There is a general opinion that an association exists between radiographic features of OA and knee pain [8]. However, many researchers believed that the association is modest [17, 18]. Many patients with advanced radiographic OA have no pain and a fair proportion of patients with severe knee pain show no radiographic features of OA [19]. We also investigated the relationship between serum IL-15 levels and radiographic features of OA in this study. We found that serum IL-15 levels were not significantly correlated with radiographic grading of OA. In addition, serum IL-15 levels seemed to be lower with the increasing radiographic severity of knee OA, though the difference was not statistically significant. These results were in accordance with two recent studies. Ling et al. suggested that serum IL-15 levels were associated with both established disease and new development of knee and hand OA [20]. Scanzello et al. further demonstrated that IL-15 concentrations in synovial fluid (SF) of early knee OA patients were significantly elevated when compared to end-stage OA patients [21]. All these results revealed that the pathophysiological role of IL-15 in promoting progressive cartilage loss might be more active in early stage of OA. However, further studies are needed to clearly delineate molecular pathways which IL-15 activation may have in the pathophysiology of OA.

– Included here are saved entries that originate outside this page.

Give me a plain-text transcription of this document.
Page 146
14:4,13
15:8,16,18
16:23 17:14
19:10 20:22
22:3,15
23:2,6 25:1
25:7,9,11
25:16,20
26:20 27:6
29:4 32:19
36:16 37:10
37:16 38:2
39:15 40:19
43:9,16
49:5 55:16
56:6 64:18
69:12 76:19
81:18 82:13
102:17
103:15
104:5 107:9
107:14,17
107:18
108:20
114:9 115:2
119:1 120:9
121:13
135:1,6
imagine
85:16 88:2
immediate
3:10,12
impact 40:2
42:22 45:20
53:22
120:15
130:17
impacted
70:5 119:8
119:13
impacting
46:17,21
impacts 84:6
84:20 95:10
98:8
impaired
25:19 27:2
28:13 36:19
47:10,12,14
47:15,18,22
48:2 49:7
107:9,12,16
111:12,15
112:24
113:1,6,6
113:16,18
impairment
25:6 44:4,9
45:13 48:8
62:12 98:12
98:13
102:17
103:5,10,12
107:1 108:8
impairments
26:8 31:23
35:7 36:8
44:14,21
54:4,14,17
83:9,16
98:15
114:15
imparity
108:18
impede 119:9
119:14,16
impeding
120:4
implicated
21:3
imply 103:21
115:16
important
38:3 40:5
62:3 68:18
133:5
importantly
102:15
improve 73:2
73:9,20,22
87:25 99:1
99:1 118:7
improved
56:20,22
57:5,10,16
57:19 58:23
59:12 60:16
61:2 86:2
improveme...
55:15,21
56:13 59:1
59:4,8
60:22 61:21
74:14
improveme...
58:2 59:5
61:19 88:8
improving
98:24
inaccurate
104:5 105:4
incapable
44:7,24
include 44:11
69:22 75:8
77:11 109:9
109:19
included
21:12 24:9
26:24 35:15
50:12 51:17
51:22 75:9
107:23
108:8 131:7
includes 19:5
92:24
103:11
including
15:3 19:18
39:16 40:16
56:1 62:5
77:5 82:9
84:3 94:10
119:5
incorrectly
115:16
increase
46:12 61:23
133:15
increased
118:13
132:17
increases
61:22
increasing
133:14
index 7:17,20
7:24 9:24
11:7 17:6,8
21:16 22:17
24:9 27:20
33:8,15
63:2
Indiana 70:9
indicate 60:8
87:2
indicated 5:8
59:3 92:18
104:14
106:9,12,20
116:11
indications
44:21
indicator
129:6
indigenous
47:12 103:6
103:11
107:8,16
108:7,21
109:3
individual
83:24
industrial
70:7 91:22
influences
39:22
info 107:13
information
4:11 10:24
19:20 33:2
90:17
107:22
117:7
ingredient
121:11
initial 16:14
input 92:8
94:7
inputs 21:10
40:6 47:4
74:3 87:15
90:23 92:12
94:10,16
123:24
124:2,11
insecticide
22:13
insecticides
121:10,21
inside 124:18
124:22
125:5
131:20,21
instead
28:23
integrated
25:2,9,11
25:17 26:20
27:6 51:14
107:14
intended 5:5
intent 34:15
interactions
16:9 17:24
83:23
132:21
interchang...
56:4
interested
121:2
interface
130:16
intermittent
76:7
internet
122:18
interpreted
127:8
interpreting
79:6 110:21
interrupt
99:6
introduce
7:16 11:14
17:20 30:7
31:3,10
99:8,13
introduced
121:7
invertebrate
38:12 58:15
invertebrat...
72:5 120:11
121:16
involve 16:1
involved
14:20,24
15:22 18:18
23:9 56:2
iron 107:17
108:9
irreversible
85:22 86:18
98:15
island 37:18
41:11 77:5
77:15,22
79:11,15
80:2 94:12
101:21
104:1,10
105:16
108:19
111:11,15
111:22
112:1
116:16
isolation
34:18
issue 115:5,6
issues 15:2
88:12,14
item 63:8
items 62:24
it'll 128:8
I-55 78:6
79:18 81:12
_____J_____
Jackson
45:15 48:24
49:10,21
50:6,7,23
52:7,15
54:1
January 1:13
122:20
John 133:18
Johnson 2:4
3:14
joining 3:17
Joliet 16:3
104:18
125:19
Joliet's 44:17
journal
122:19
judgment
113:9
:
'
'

The limitations of this study should be taken into account when interpreting our results. Firstly, this study was cross-sectional with a relatively small number of Chinese patients. Therefore, further prospective longitudinal studies with a larger population and a wider range of race are needed to verify our findings. Secondly, we only measured IL-15 levels in serum samples of OA patients; the detection of IL-15 expression in SF and synovial membrane of OA patients might reveal more valuable information on the potential pathophysiological role of IL-15. Thirdly, OA knee pain includes many types of pain, such as night pain, rest pain, and activity-related pain. Our study focused only on a 0–4 rating pain scale in a limited number of patients during a short period. Fourthly, only serum IL-15 levels were examined in our study. Additional studies on the investigation of other inflammatory biomarkers (e.g., C-reactive protein and IL-1) can provide more valuable information on the disease-promoting role of IL-15 signaling pathways in OA related pain and to truly appreciate IL-15 uniqueness.

To summarize, the present study demonstrated that increased serum IL-15 levels were independently correlated with self-reported greater pain in knee OA patients. The results suggest that IL-15 might play a crucial role in the pathogenesis of OA related pain and therapeutic interventions by blocking IL-15 signaling pathways to delay the degenerative process of OA related pain which warrants further investigations.

Conflict of Interests

The authors declare that they have no conflict of interest.